AI-native apps want flexibility#

AI-driven systems increasingly involve non-engineers designing prompts and workflows that generate and transform data. To move quickly, teams often store semi-structured or unstructured data.

Over time, familiar pain appears:

  1. More frequent bugs.
  2. Slower debugging and incident resolution.
  3. Confusion around ownership and system boundaries.
  4. Hard-to-read workflows and data paths.
  5. Risky refactors and fragile changes.
  6. Fewer bugs caught before production.
  7. Growing dependence on manual QA.

Move past the structured/unstructured dichotomy#

When schema changes are rare and expensive, teams are pushed toward two bad extremes: rigid systems with high coordination costs, or flexible systems with weak guarantees.

Katalyst explores a third path: make schema changes fast and safe enough that teams can progressively add structure as it becomes necessary.

This follows a proven pattern from the application layer (TypeScript, mypy, Pydantic) and extends it deeper into storage systems.

What Katalyst is#

Katalyst is an experimental framework for progressive typing in the storage layer, designed for AI-readiness:

  • Validate content across structured and unstructured forms.
  • Apply one validation model across filesystems and databases.
  • Use validation rules not only for checks, but as primitives for migration and system evolution.

The core is a framework for content validation. Where practical, it builds on existing systems rather than replacing them (for example JSON Schema and other established validators). Unlike most validation frameworks, Katalyst is intended to:

  • Span both unstructured and structured content.
  • Support deterministic and non-deterministic rule evaluation.

Why this matters#

Katalyst is designed as infrastructure for AI harnesses and agentic systems. Representative use cases include:

  • Guardrails for agents creating or updating content, including memory stores and shared knowledge bases.
  • Validation across mixed content types, rather than only typed records.
  • Support for storage-layer migrations (for example markdown to SQLite or other backends) without losing validation guarantees.

Multiple form factors#

The same DSL is intended to be exposed through several form factors:

  1. A linter that applies Katalyst rules to files in a filesystem.
  2. A CLI that enforces rules on write operations in a filesystem (markdown, YAML, CSV, and related formats).
  3. A server that enforces rules on write operations for SQL and NoSQL stores (for example SQLite, PostgreSQL, MongoDB).

These form factors share one core idea: schemas and linters are closely related and should compose across storage boundaries.

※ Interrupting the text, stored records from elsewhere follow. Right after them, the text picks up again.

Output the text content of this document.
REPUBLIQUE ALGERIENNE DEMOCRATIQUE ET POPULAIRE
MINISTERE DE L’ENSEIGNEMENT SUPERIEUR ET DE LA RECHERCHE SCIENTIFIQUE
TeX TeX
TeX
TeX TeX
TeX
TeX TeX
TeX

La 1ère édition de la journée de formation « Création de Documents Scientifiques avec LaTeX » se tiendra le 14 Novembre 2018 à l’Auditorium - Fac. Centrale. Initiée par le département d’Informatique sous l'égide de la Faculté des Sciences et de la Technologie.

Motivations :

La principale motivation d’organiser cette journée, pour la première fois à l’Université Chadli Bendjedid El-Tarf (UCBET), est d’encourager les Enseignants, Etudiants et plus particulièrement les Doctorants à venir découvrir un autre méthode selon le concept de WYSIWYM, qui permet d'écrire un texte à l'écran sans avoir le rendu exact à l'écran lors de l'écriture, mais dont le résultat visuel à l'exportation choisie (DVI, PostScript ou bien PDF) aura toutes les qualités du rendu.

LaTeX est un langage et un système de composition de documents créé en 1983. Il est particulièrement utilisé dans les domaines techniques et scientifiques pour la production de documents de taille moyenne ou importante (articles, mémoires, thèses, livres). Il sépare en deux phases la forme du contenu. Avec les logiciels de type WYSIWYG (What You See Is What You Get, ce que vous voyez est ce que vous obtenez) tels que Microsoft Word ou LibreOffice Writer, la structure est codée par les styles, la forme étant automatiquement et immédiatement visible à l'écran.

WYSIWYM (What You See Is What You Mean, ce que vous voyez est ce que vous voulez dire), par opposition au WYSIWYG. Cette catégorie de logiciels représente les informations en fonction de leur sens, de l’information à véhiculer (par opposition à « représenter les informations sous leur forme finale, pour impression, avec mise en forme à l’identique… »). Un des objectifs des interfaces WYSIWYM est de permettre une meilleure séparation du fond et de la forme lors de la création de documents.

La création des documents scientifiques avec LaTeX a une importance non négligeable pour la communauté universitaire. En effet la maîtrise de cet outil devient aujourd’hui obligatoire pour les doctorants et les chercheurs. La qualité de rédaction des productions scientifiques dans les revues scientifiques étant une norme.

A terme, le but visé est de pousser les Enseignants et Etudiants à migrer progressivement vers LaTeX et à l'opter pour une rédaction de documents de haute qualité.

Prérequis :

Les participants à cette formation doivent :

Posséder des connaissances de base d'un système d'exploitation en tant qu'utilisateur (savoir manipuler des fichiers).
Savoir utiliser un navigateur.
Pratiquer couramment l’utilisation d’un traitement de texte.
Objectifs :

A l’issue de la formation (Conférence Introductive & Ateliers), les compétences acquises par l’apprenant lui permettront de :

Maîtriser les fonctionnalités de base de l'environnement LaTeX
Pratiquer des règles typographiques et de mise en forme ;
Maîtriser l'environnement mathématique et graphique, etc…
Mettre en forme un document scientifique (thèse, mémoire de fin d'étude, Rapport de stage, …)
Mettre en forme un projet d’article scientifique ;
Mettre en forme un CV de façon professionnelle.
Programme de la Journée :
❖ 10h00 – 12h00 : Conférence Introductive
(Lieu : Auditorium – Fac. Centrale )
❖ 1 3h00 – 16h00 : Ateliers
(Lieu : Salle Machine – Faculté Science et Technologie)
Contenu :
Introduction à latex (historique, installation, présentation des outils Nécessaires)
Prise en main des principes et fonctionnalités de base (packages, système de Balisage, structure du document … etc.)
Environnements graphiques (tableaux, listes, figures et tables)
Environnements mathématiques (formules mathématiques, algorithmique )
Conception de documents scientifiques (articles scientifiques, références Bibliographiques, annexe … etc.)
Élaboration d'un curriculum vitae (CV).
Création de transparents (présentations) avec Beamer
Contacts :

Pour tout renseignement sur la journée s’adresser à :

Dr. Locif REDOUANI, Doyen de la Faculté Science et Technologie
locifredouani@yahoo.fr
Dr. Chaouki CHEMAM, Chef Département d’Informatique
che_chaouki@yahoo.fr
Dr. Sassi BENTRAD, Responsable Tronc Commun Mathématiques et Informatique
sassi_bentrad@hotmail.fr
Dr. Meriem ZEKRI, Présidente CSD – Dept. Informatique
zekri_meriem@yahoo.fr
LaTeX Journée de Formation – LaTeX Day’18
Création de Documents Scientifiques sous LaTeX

The conceptual basis, why each backend tier unlocks new operations, is in Progressive operations and the domain model.

Current implementation status#

The current implementation in this repo is intentionally narrower than the full direction above:

  • Filesystem-first CLI.
  • Markdown frontmatter validation via JSON Schema.
  • Config-driven schema resolution through .katalyst/.

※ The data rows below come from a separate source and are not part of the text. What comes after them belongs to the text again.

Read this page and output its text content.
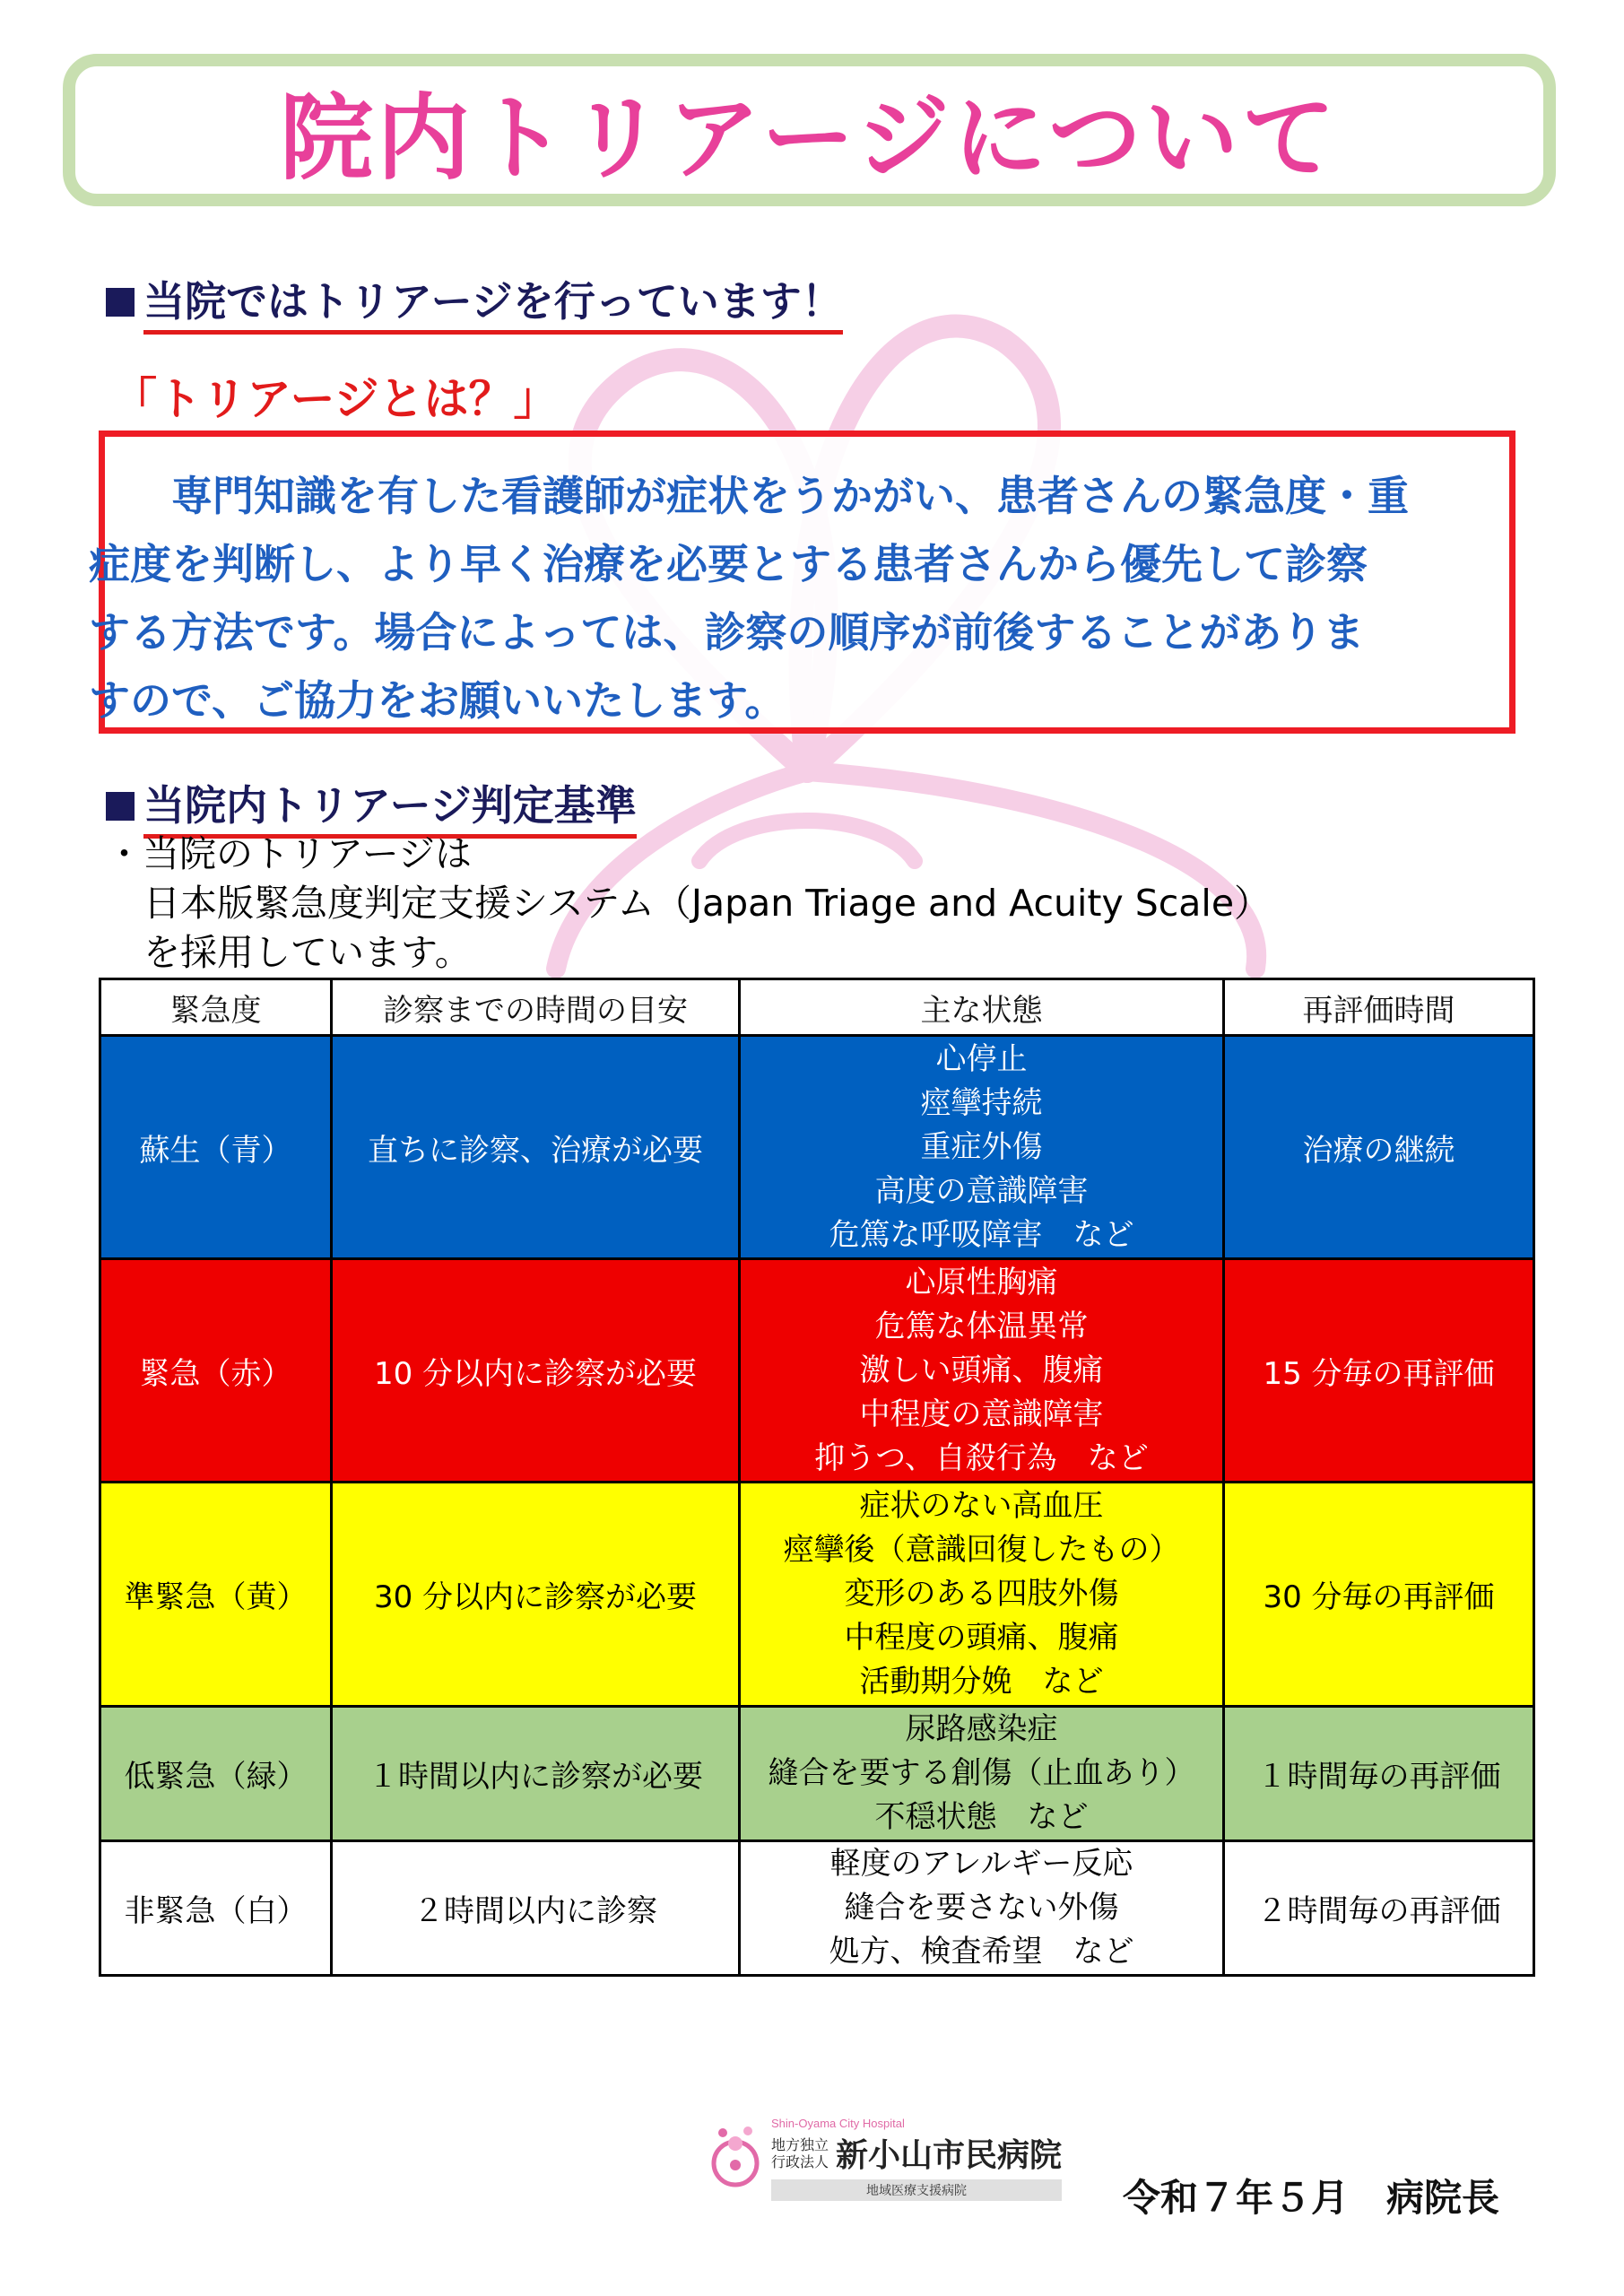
院内トリアージについて
当院ではトリアージを行っています！
「トリアージとは？」

専門知識を有した看護師が症状をうかがい、患者さんの緊急度・重
症度を判断し、より早く治療を必要とする患者さんから優先して診察
する方法です。場合によっては、診察の順序が前後することがありま
すので、ご協力をお願いいたします。

当院内トリアージ判定基準
・当院のトリアージは
日本版緊急度判定支援システム（Japan Triage and Acuity Scale）
を採用しています。
緊急度	診察までの時間の目安	主な状態	再評価時間
蘇生（青）	直ちに診察、治療が必要	心停止
痙攣持続
重症外傷
高度の意識障害
危篤な呼吸障害　など	治療の継続
緊急（赤）	10 分以内に診察が必要	心原性胸痛
危篤な体温異常
激しい頭痛、腹痛
中程度の意識障害
抑うつ、自殺行為　など	15 分毎の再評価
準緊急（黄）	30 分以内に診察が必要	症状のない高血圧
痙攣後（意識回復したもの）
変形のある四肢外傷
中程度の頭痛、腹痛
活動期分娩　など	30 分毎の再評価
低緊急（緑）	１時間以内に診察が必要	尿路感染症
縫合を要する創傷（止血あり）
不穏状態　など	１時間毎の再評価
非緊急（白）	２時間以内に診察	軽度のアレルギー反応
縫合を要さない外傷
処方、検査希望　など	２時間毎の再評価
Shin-Oyama City Hospital
地方独立
行政法人 新小山市民病院
地域医療支援病院	令和７年５月　病院長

The DSL is expected to grow to support validation for object-like data (YAML, JSON, SQL-backed records), markdown content, and file/directory structures, along with more storage backends and tooling that reuses validation rules for additional operations (especially migrations).

This page is intentionally directional: treat it as scope and rationale, not a frozen specification. The implementation here represents an early, practical slice of the broader goal.